Top officials crisscrossed the Capitol over the past two days, giving urgent warnings that ISIS represented a threat “worse than Al Qaeda,” in the words of one State Department official, with the capability to create a sanctuary for global jihadists working to threaten American interests.

The self-declared Islamic State in Iraq and Syria is no longer merely a terrorist organization, a top State Department official told House and Senate lawmakers, but “a full-blown army seeking to establish a self-governing state through the Tigris and Euphrates Valley in what is now Syria and Iraq.”

“[ISIS] is Al Qaeda… in its doctrine, its ambition, and increasingly its threat to U.S. interests,” said Brett McGurk, Deputy Assistant Secretary of State for Iraq and Iran. ISIS is “targeting all Iraqis .. who disagree with its twisted vision of a 7th century caliphate.”

But while ISIS shares Al Qaeda’s ambitions, it shown that it can be even savvier, officials testified before the House and Senate foreign affairs committees this week.

“[ISIS] has proving to be… more effective in terms of organizing and developing a state structure than even core Al Qaeda, and that is why it is more than just a terrorist organization—it certainly doesn’t have the global reach in terms of terrorist capacity as core Al Qaeda, but it has the sophistication to develop what has really becoming a state-like sanctuary for a global jihadist movement,” McGurk said. “They’re a self-sustaining organization.”

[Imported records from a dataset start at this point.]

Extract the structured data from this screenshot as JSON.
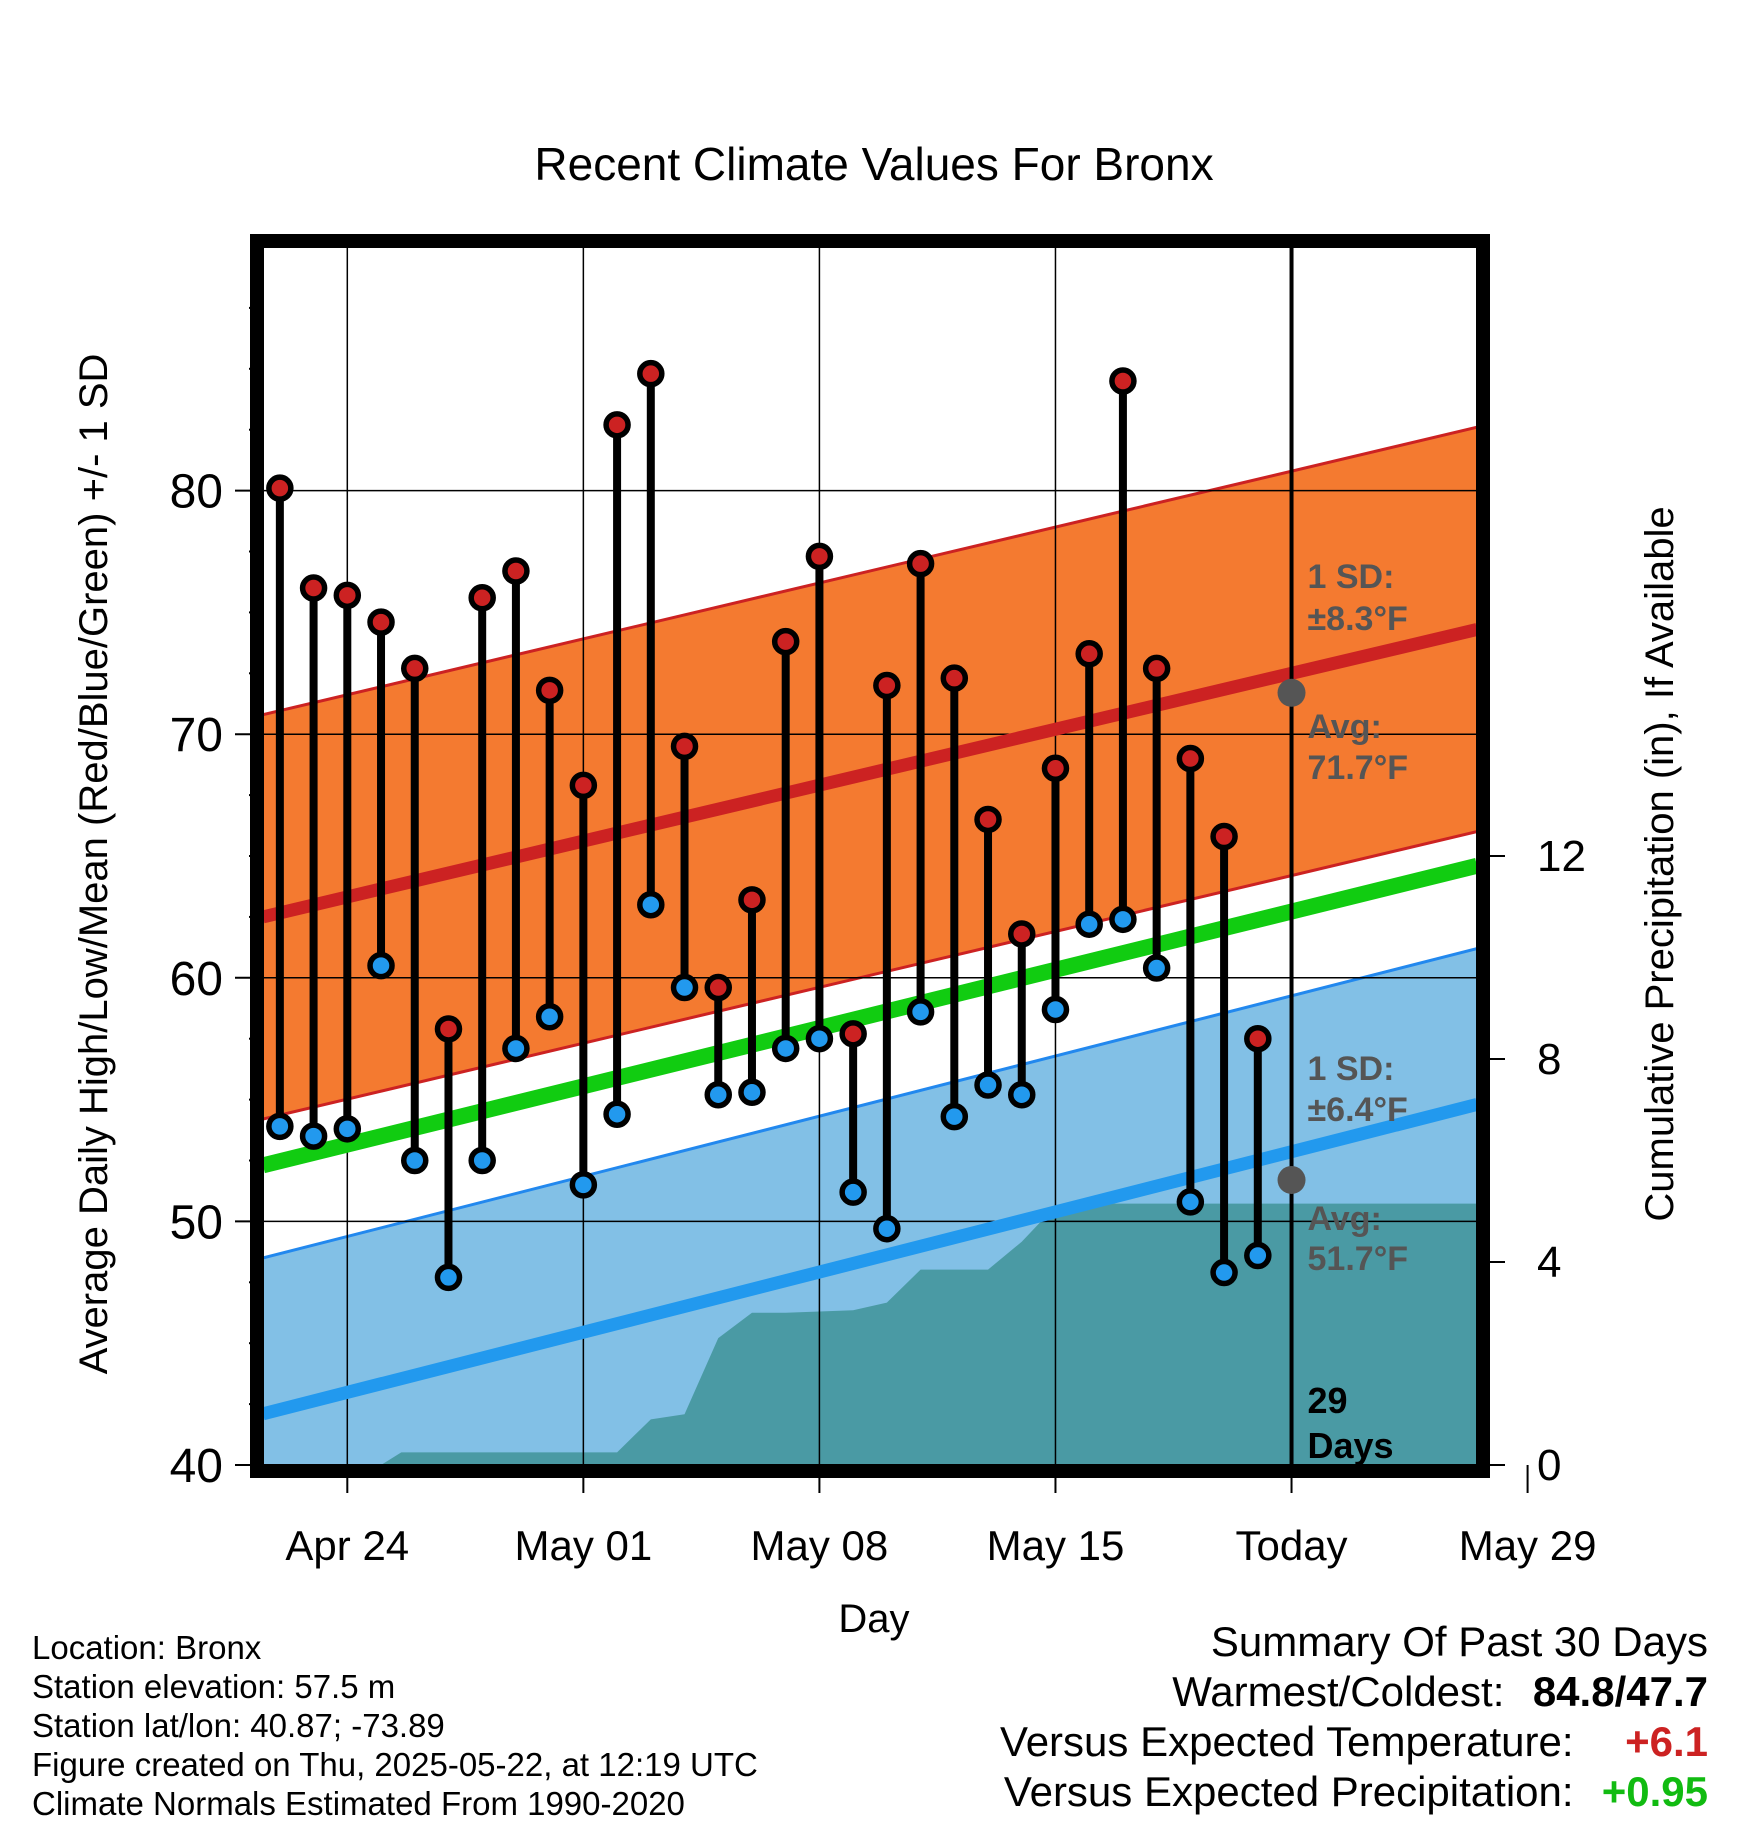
{
  "chart_data": {
    "type": "line",
    "title": "Recent Climate Values For Bronx",
    "xlabel": "Day",
    "ylabel": "Average Daily High/Low/Mean (Red/Blue/Green) +/- 1 SD",
    "y2label": "Cumulative Precipitation (in), If Available",
    "xlim": [
      -2.5,
      33.5
    ],
    "ylim": [
      40,
      90
    ],
    "y2lim": [
      0,
      24
    ],
    "yticks": [
      40,
      50,
      60,
      70,
      80
    ],
    "y2ticks": [
      0,
      4,
      8,
      12
    ],
    "xtick_labels": [
      {
        "x": 0,
        "label": "Apr 24"
      },
      {
        "x": 7,
        "label": "May 01"
      },
      {
        "x": 14,
        "label": "May 08"
      },
      {
        "x": 21,
        "label": "May 15"
      },
      {
        "x": 28,
        "label": "Today"
      },
      {
        "x": 35,
        "label": "May 29"
      }
    ],
    "grid": true,
    "colors": {
      "high": "#cc2222",
      "low": "#2299ee",
      "mean": "#11cc11",
      "high_band": "#f47a30",
      "low_band": "#82c0e6",
      "precip": "#4a9aa4",
      "annotation": "#555555"
    },
    "normals": {
      "x": [
        -2.5,
        33.5
      ],
      "high_avg": [
        62.5,
        74.3
      ],
      "high_sd": 8.3,
      "low_avg": [
        42.1,
        54.8
      ],
      "low_sd": 6.4,
      "mean_avg": [
        52.3,
        64.6
      ]
    },
    "series": [
      {
        "name": "Daily High",
        "x": [
          -2,
          -1,
          0,
          1,
          2,
          3,
          4,
          5,
          6,
          7,
          8,
          9,
          10,
          11,
          12,
          13,
          14,
          15,
          16,
          17,
          18,
          19,
          20,
          21,
          22,
          23,
          24,
          25,
          26,
          27
        ],
        "values": [
          80.1,
          76.0,
          75.7,
          74.6,
          72.7,
          57.9,
          75.6,
          76.7,
          71.8,
          67.9,
          82.7,
          84.8,
          69.5,
          59.6,
          63.2,
          73.8,
          77.3,
          57.7,
          72.0,
          77.0,
          72.3,
          66.5,
          61.8,
          68.6,
          73.3,
          84.5,
          72.7,
          69.0,
          65.8,
          57.5
        ]
      },
      {
        "name": "Daily Low",
        "x": [
          -2,
          -1,
          0,
          1,
          2,
          3,
          4,
          5,
          6,
          7,
          8,
          9,
          10,
          11,
          12,
          13,
          14,
          15,
          16,
          17,
          18,
          19,
          20,
          21,
          22,
          23,
          24,
          25,
          26,
          27
        ],
        "values": [
          53.9,
          53.5,
          53.8,
          60.5,
          52.5,
          47.7,
          52.5,
          57.1,
          58.4,
          51.5,
          54.4,
          63.0,
          59.6,
          55.2,
          55.3,
          57.1,
          57.5,
          51.2,
          49.7,
          58.6,
          54.3,
          55.6,
          55.2,
          58.7,
          62.2,
          62.4,
          60.4,
          50.8,
          47.9,
          48.6
        ]
      },
      {
        "name": "Cumulative Precipitation",
        "x": [
          -2.5,
          0,
          1,
          1.6,
          8,
          9,
          10,
          11,
          12,
          13,
          15,
          16,
          17,
          19,
          20,
          21,
          22,
          23,
          33.5
        ],
        "values": [
          0,
          0,
          0,
          0.25,
          0.25,
          0.9,
          1.0,
          2.5,
          3.0,
          3.0,
          3.05,
          3.2,
          3.85,
          3.85,
          4.4,
          5.1,
          5.15,
          5.15,
          5.15
        ]
      }
    ],
    "annotations": {
      "high_sd_label": "1 SD:",
      "high_sd_value": "±8.3°F",
      "high_avg_label": "Avg:",
      "high_avg_value": "71.7°F",
      "low_sd_label": "1 SD:",
      "low_sd_value": "±6.4°F",
      "low_avg_label": "Avg:",
      "low_avg_value": "51.7°F",
      "days_count": "29",
      "days_label": "Days",
      "today_high_avg": 71.7,
      "today_low_avg": 51.7
    }
  },
  "info": {
    "location": "Location: Bronx",
    "elevation": "Station elevation: 57.5 m",
    "latlon": "Station lat/lon: 40.87; -73.89",
    "created": "Figure created on Thu, 2025-05-22, at 12:19 UTC",
    "normals": "Climate Normals Estimated From 1990-2020"
  },
  "summary": {
    "title": "Summary Of Past 30 Days",
    "warmest_label": "Warmest/Coldest:",
    "warmest_value": "84.8/47.7",
    "temp_label": "Versus Expected Temperature:",
    "temp_value": "+6.1",
    "temp_color": "#cc2222",
    "precip_label": "Versus Expected Precipitation:",
    "precip_value": "+0.95",
    "precip_color": "#11bb11"
  }
}
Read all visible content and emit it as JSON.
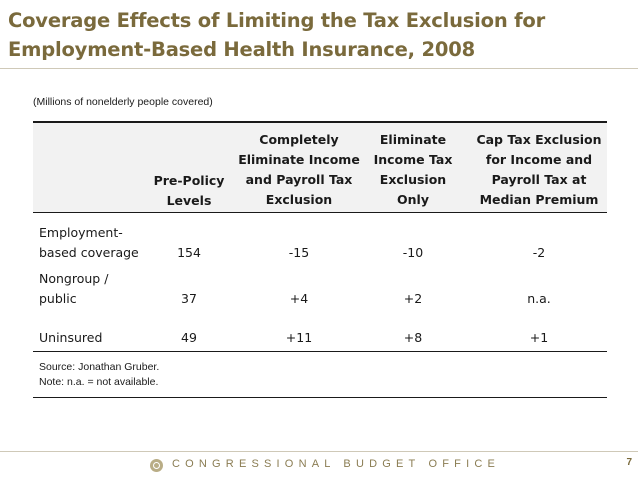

These heightened warnings come even as The Daily Beast’s Jacob Siegel reported from Baghdad that internal divisions with the self-declared Islamic State threaten to tear it apart.

“ISIS loves the propaganda that makes it seem like the scariest group in the world. And ISIS really is as brutal as it claims to be, though not yet half as strong,” Siegel wrote.

That didn’t seem to stop top administration officials from magnifying the danger ISIS poses to American interests. Pentagon official Elissa Slotkin told senators Thursday that the U.S. had begun increasing surveillance flights in Iraq to some 50 per day to counter the ISIS threat.

“They are self-funded, they have control over significant territory, they are tested in battle, they are a serious threat. While we don’t assess right now that they are doing distinct homeland plotting… they are open about it, that they are coming for the U.S.,” Slotkin warned. “I don’t want that to fester.”

The ISIS threat was particularly potent, she said, because fighters with the organization were “very, very experience and war-tested.” Slotkin also said that a number of Western passport-holders have traveled to Syria to interact with ISIS, and that ISIS was conducting “active plotting in Europe.”

“In Baghdad jut this week, there was a suicide bombing—there was a German, there was an Australian. ISIS is able to funnel about 30 to 50 suicide bombers a month into Iraq. We assess almost all foreign fighters—it would be very easy for ISIL to funnel that cadre of dedicated suicide bombers” to other regional capitals, Europe, or even the U.S., McGurk told Senate lawmakers Thursday.

ISIS’ s stated intent, Slotkin told members of Congress, was “we’re coming for you, Barack Obama.”

But outside of the threat of terrorist attacks, ISIS’s actions in the Middle East could impact the United States by disrupting global energy markets.

“Iraq, through 2035, will account for 45 percent of all of the growth in oil energy exports. If Iraq were to collapse in a major civil war, the effects to our own economy here at home would be quite serious,” McGurk told the Senate Foreign Relations Committee. The resulting economic shocks, he said, would be “devastating.”